WIKIMEDIA, MAGGIE BARTLETT NHGRIFor nearly four decades, the National Institutes of Health has tasked a special committee with giving an added layer of oversight to gene therapy clinical trials. But as researchers have become experienced with the approach and more aware of potential risks, the Institute of Medicine (IOM) now suggests that this additional review is not needed in most cases. Rather, the committee could better apply its resources to emerging technologies for which far less is understood.
“Gene transfer research no longer stands alone as the only application for an emerging technology that might benefit from additional avenues of oversight. Nor is it even necessarily the one most deserving of such attention,” according to the report.
ScienceInsider noted that investigators testing gene therapies have considered reviews by the Recombinant DNA Advisory Committee a burden. Sharon Terry, president of the nonprofit Genetic Alliance in Washington, D.C. and a member of the IOM panel, told Nature:“We heard across the board that duplicity and different kinds of filings that scientists are responsible for are slowing down trials that should go forward.”

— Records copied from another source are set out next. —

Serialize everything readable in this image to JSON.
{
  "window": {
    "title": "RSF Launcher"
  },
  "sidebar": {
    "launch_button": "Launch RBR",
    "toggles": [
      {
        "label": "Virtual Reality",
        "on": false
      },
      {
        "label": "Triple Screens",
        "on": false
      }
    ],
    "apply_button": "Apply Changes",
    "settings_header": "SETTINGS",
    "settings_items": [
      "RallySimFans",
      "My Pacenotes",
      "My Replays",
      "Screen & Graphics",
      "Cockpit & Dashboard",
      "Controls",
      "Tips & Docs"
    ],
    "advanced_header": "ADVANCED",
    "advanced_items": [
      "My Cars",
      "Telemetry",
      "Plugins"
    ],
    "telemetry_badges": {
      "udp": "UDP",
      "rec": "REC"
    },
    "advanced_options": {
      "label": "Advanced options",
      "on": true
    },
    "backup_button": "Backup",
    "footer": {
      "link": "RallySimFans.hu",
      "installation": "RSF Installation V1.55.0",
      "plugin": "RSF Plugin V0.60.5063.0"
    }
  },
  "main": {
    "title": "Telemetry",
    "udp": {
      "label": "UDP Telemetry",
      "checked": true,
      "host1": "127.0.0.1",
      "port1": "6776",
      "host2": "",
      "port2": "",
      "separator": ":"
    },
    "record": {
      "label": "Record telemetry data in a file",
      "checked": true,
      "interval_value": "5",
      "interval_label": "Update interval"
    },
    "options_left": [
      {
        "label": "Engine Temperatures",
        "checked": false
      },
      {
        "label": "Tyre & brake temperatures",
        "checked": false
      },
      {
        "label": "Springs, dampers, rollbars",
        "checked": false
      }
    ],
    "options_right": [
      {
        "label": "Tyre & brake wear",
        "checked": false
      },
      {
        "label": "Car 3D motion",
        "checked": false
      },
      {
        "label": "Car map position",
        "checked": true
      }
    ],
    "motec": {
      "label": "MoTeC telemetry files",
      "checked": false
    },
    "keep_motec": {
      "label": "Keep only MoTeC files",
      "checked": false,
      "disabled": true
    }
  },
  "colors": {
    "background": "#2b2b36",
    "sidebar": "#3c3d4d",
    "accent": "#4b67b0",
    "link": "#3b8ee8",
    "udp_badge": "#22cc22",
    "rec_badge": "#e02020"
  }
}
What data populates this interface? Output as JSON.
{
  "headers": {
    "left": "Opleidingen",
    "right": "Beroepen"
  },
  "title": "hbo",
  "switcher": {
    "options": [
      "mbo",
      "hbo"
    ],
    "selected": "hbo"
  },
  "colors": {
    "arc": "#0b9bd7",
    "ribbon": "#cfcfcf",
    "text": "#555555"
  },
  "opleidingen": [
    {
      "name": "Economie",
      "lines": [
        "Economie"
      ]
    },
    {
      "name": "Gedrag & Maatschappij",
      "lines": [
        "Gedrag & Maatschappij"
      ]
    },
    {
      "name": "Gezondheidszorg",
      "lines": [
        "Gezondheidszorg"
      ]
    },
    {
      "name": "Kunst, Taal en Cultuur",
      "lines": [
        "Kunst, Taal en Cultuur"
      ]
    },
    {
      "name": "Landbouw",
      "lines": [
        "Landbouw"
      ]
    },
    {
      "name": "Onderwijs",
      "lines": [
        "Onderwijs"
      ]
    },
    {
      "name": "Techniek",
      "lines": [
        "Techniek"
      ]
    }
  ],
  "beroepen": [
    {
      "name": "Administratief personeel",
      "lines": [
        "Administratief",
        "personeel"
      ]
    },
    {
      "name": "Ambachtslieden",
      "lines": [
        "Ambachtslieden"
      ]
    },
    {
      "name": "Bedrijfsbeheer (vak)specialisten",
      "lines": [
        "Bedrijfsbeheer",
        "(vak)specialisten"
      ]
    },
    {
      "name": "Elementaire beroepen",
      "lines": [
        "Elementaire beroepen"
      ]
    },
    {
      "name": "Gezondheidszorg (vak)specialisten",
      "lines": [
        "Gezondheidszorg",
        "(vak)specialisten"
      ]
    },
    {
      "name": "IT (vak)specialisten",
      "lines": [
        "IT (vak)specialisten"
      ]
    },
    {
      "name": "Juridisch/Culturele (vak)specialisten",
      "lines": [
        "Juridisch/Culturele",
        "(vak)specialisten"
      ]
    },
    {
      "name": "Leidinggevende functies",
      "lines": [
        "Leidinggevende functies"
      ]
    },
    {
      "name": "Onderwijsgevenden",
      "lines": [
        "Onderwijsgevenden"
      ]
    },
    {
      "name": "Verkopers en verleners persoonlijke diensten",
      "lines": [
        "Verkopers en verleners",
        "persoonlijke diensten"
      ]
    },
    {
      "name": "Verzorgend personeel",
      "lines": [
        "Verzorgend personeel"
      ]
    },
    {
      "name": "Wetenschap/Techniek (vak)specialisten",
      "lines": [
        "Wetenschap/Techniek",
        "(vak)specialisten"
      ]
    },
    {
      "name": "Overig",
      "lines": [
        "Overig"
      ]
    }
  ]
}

The IOM report does not recommend doing away with the committee altogether. In some gene therapy trial proposals, there should be extra oversight, such as in cases when the gene therapy protocol is novel, the preclinical data are based on an unfamiliar model system, or if there might be unknown toxicities. The experience of the committee could also serve as a model for dealing with new technologies.
According to ScienceInsider, NIH Director Francis Collins said in a statement that the agency “will be taking a close look at the study’s findings and recommendations and will determine the best path forward in light of our shared interest in doing what’s best for patients and for continued progress in the field.”